In order to fill the market's steadily growing demand for higher processing capacity, computer and peripheral unit manufacturers are striving to provide faster access to the data stored in memories of both the volatile and nonvolatile types. In addition, there exists a need for lower supply voltages in order to reduce power consumption, while the development of memory cells of the multi-level type commands enhanced discriminating capabilities and more accurate reading.
Thus, a pressing problem is to provide circuitry that can give access to stored information in less time and require less power to do so, while ensuring highly reliable reading of the stored data, to thereby fill the market's demands.
The problem of high-speed reading or sensing has been tackled in several ways. Reading by reference cells involves the use of a nonvolatile memory cell identical with the memory cell being selected by decode blocks; regardless of whether the selected cell is written or not (i.e., has a high or low threshold), the reference cell is always erased (low threshold). In this way, the read circuit is comparing a low threshold cell (thereby drawing a nominal current typical of the physical characteristics of the cell) with a cell whose threshold may be high or low according to how it has been programmed. The selected cell will draw substantially the same current as the reference cell if the threshold is low and no current if the threshold is high.
A read circuit should supply the data output stages with either a high or a low logic value according to whether the threshold of the selected cell is the same as or other than that of the reference cell.
A generic reading arrangement based on the use of a reference cell is shown in FIG. 1. Its principle is that of having a generic selected cell (which may have a high or a low threshold) compared with a constantly virgin cell which, as such, will always be drawing the nominal current that characterizes it.
The reason why reading is performed by comparing a selected cell with a reference cell is that it provides an always virgin cell capable of accommodating the process variations of the array cells throughout the integrated circuit fabrication.
Reading by the reference cell technique actually is not effected by comparing any selected cell with one reference cell but rather by relating the bit line that contains the cell to be read to the reference bit line. Thus, decoding will result in two cells being selected in the same row of the array, namely, the cell to be read and the reference cell. Although the comparison is made with only one reference cell, the term reference bit line is more appropriate.
The reference bit line does solve the problems caused by process variations. The reference bit line approach, in fact, lowers the rate of variations from processing tolerances in the physical and electrical parameters between cells as brought about by the memory array being spread over a fairly large surface. Once the row (word line) is selected, the reference bit line cell and the selected memory cell are allocated to the same axis.
The advantage of the reference cell reading method over the differential cell reading method (wherein data is stored into two memory cells in its straight and negated forms) resides in its reduced silicon area requirements.
As mentioned above, connected to the bit lines are, especially in high storage capacity (4 Mbit, 16 Mbit) devices, the drains of several thousands of memory cells.

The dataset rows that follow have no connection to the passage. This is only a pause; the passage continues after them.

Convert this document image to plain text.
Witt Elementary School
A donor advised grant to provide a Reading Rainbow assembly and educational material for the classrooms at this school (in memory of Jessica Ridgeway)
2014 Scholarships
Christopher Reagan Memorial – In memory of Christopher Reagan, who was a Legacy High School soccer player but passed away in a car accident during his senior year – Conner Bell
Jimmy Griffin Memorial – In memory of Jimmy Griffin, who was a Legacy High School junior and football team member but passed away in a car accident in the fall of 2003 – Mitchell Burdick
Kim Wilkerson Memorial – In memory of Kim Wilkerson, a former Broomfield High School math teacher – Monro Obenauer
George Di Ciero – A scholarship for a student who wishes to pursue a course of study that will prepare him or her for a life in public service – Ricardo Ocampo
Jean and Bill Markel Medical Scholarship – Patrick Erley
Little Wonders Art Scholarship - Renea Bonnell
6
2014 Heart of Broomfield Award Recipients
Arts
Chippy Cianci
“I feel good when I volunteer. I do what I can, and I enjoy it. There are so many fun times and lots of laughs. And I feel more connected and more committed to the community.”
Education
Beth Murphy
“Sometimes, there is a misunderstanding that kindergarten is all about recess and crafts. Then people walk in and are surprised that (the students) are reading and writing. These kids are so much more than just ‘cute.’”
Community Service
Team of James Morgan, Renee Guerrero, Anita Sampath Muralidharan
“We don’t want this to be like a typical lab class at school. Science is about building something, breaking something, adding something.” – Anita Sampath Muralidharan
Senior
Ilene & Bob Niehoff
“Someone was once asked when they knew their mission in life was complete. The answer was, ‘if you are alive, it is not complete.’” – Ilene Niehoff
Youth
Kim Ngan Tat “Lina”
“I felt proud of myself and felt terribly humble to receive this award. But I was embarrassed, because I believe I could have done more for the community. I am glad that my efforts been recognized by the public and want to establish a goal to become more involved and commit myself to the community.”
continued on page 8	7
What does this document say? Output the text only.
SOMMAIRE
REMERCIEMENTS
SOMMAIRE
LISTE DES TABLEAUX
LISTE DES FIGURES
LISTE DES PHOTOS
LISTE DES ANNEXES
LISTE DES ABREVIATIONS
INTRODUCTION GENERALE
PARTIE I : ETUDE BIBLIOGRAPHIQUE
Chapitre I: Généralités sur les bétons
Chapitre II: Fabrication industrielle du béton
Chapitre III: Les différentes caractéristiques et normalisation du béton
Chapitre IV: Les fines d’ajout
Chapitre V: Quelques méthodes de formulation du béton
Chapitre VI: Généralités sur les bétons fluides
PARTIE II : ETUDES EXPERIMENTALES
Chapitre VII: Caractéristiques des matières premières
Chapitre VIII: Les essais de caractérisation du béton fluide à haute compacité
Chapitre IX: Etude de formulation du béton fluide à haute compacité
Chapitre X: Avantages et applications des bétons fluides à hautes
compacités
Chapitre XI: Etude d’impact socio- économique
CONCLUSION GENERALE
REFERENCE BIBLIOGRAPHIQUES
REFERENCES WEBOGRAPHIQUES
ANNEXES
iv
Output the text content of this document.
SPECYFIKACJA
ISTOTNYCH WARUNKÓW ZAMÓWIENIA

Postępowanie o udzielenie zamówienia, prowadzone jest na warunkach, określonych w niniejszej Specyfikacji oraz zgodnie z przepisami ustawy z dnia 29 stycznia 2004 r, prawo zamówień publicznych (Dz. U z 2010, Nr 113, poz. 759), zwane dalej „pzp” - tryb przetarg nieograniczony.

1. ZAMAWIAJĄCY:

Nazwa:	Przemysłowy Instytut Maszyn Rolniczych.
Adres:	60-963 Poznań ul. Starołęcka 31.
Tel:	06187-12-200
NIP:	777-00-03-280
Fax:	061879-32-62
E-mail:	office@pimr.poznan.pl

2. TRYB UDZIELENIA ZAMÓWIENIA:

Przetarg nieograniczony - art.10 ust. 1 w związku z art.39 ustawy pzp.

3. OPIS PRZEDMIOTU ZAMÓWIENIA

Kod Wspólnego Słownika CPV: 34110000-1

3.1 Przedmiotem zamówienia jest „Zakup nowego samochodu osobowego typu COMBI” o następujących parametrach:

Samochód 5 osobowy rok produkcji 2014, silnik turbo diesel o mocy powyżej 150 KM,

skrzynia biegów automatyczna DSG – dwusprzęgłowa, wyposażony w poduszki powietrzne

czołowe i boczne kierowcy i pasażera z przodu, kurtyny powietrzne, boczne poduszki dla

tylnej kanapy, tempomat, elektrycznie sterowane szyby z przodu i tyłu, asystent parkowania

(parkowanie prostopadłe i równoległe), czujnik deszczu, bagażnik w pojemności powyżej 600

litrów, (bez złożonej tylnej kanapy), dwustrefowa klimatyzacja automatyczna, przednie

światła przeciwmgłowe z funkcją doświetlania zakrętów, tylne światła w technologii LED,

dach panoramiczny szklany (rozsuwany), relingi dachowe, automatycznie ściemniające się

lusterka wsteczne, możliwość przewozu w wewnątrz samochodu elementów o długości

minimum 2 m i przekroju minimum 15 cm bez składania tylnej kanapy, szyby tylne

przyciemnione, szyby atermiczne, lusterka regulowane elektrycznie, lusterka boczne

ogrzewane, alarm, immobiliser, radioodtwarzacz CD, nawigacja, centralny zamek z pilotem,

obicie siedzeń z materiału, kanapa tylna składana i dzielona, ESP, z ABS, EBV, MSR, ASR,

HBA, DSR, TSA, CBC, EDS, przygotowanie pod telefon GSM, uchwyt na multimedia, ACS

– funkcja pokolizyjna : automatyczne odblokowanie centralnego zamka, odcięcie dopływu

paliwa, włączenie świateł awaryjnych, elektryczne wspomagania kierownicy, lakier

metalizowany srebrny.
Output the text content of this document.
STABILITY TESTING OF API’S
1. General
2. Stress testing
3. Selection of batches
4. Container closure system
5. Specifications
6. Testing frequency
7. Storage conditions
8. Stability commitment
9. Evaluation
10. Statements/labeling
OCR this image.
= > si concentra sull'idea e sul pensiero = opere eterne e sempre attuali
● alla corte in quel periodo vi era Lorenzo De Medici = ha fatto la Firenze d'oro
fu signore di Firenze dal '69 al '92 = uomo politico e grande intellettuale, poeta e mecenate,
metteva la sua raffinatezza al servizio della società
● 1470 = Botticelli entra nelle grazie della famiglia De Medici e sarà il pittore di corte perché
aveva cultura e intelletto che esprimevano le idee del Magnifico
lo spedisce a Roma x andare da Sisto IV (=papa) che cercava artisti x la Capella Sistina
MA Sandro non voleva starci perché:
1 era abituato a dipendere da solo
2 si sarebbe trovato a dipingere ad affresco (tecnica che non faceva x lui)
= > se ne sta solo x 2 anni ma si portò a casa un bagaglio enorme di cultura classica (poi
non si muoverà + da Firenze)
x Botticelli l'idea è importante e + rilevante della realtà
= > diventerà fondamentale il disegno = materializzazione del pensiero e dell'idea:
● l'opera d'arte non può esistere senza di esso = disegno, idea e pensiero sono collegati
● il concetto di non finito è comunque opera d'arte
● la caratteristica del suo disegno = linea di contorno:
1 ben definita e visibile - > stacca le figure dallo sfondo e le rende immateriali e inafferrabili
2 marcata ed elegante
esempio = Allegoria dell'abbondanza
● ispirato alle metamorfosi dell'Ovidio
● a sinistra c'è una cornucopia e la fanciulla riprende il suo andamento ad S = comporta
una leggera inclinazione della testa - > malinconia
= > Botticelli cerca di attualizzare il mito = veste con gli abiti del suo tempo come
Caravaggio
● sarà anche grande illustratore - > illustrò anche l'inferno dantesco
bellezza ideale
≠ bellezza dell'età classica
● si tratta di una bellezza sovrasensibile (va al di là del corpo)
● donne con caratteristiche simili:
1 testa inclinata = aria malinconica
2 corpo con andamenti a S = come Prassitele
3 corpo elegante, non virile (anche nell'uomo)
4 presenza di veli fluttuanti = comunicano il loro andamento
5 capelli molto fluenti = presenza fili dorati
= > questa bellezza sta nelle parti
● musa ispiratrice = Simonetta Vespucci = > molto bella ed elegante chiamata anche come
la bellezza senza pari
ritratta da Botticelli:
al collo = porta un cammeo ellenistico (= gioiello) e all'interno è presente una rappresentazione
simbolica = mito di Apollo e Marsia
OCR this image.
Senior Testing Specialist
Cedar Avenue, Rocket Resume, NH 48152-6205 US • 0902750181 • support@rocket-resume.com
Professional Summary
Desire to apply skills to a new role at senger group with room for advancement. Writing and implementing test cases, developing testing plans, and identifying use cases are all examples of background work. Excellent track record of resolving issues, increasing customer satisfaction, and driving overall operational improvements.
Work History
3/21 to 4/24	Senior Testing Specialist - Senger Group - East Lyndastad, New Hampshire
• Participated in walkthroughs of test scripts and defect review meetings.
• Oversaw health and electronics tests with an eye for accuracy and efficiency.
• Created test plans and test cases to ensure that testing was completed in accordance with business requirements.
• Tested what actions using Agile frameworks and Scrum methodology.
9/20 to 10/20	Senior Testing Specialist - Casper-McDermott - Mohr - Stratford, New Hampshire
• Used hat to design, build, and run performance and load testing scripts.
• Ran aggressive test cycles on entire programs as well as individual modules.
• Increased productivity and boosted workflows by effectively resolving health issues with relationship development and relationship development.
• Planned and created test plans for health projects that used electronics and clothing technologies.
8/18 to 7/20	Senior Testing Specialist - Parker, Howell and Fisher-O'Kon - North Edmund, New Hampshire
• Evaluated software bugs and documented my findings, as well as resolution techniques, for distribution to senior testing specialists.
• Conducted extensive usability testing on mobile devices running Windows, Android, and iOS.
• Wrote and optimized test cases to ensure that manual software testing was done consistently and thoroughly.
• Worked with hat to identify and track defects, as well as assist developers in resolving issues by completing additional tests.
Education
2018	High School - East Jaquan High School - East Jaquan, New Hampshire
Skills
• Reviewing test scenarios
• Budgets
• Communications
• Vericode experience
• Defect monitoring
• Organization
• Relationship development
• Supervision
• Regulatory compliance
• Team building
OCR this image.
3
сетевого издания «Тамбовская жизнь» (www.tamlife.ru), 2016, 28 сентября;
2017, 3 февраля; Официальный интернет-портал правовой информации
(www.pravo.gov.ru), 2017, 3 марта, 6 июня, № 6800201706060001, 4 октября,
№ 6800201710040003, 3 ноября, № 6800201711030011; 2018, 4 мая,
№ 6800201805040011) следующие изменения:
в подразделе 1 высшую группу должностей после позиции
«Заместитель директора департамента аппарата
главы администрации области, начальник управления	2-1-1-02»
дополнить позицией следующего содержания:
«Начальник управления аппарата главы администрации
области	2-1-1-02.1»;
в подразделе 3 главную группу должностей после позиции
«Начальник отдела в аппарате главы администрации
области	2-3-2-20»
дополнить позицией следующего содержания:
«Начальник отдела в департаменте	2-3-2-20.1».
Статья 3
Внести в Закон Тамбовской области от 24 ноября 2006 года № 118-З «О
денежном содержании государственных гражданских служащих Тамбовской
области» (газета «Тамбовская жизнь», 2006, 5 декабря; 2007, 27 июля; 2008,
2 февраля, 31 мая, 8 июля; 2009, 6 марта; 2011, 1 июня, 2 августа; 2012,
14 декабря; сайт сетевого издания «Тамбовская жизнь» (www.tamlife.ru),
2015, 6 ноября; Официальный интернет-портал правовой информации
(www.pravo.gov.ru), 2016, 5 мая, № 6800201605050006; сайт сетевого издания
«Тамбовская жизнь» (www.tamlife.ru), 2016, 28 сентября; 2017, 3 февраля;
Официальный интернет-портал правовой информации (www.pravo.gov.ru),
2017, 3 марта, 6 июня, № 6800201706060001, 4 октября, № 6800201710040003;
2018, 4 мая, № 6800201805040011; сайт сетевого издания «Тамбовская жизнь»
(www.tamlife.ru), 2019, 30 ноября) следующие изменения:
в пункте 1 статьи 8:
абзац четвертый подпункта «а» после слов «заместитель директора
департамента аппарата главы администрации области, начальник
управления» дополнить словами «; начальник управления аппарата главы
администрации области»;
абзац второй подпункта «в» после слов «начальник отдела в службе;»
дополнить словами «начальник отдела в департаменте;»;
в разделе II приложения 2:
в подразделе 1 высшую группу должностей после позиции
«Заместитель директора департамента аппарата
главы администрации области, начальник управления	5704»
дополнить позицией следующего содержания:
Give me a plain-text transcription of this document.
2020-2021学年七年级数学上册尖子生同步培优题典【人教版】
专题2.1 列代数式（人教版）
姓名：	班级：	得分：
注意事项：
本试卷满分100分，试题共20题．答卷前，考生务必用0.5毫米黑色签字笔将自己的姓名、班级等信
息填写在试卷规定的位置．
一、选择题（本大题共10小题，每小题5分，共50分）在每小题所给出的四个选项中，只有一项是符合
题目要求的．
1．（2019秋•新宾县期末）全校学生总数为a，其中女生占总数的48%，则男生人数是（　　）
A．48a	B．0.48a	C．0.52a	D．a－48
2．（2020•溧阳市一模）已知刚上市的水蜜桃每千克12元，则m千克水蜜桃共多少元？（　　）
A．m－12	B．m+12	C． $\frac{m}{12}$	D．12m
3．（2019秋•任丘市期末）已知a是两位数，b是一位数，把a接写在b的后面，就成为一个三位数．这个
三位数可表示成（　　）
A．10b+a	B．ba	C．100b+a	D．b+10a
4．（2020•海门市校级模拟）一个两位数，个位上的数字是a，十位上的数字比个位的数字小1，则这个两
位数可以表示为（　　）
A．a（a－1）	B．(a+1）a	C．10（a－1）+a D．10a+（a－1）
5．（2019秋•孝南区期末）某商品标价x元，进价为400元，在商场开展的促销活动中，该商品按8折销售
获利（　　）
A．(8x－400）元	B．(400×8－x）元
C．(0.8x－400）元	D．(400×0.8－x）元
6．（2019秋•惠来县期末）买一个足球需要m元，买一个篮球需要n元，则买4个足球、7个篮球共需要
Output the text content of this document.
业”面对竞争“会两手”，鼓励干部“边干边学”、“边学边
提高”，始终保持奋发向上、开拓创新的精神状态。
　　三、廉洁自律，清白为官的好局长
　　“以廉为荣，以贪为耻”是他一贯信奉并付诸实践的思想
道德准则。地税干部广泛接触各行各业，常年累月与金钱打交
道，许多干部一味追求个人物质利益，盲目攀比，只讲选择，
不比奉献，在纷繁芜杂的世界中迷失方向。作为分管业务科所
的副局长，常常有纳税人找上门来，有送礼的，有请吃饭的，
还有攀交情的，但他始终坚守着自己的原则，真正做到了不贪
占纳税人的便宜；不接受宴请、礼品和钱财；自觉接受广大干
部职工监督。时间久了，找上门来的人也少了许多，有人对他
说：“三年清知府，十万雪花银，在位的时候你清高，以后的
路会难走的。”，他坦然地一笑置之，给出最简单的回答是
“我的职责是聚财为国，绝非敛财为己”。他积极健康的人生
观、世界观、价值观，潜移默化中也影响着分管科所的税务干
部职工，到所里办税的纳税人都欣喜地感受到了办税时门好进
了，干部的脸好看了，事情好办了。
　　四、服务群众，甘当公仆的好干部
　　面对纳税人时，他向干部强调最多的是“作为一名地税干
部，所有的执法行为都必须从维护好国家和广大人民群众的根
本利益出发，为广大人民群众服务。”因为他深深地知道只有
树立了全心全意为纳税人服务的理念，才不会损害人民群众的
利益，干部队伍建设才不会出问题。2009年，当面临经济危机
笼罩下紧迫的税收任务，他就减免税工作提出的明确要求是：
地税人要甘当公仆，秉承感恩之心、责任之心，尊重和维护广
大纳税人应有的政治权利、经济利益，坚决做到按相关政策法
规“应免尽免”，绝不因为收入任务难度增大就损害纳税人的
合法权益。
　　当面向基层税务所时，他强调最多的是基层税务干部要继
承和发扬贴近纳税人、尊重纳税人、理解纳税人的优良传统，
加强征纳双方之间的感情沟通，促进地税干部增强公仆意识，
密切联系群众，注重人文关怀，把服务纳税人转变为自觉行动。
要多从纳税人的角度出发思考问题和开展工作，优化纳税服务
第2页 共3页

The capacitances of the junctions associated with the drains of such cells add together into an overall capacitive load of several picofarads. Again, the high bit line capacity is bound to restrict the sensing speed of any reading scheme based on the amplification of a voltage signal developed at the drain of the selected cell (voltage mode operation).
Therefore, current sensing appears preferable. The data discriminating circuitry (sense amplifier) should have a low input impedance and be responsive to current, rather than voltage, signals. The advantage of this method resides basically in its low input impedance allowing the cell current to be injected into the sense amplifier without the bit line voltage undergoing any significant change. In other words, the current method enables the bit line capacitance to be allocated to a node which bears little or no influence on the stored data sensing speed. Usually, before the reading step itself, a "pre-charging" step is also carried out in order to attain optimum voltage at the bit line node for performing the reading.
Reading a cell which has the same threshold voltage as the reference cell includes a privileged reading and a difficult reading. Where the selected cell has a high threshold voltage (and, therefore, no current flowing therethrough), the comparison with the reference cell is easily carried out. With two cells having low thresholds, on the other hand, the comparison becomes more difficult; the current flowing through the two cells is the same, and the sensing circuitry is to detect this condition.
From the literature, many circuits for reading memory cells which are based on the reference cell method are known, and their possible use is tied to the supply voltage whose value tends, as mentioned above, to decrease in today's applications.
What is needed is a novel read circuit for semiconductor memory cells which is based on the reference cell method and includes the best features of conventional circuits but exhibits improved accuracy in discriminating data contained in a cell, while being specifically suitable for use in multi-level cell storage devices.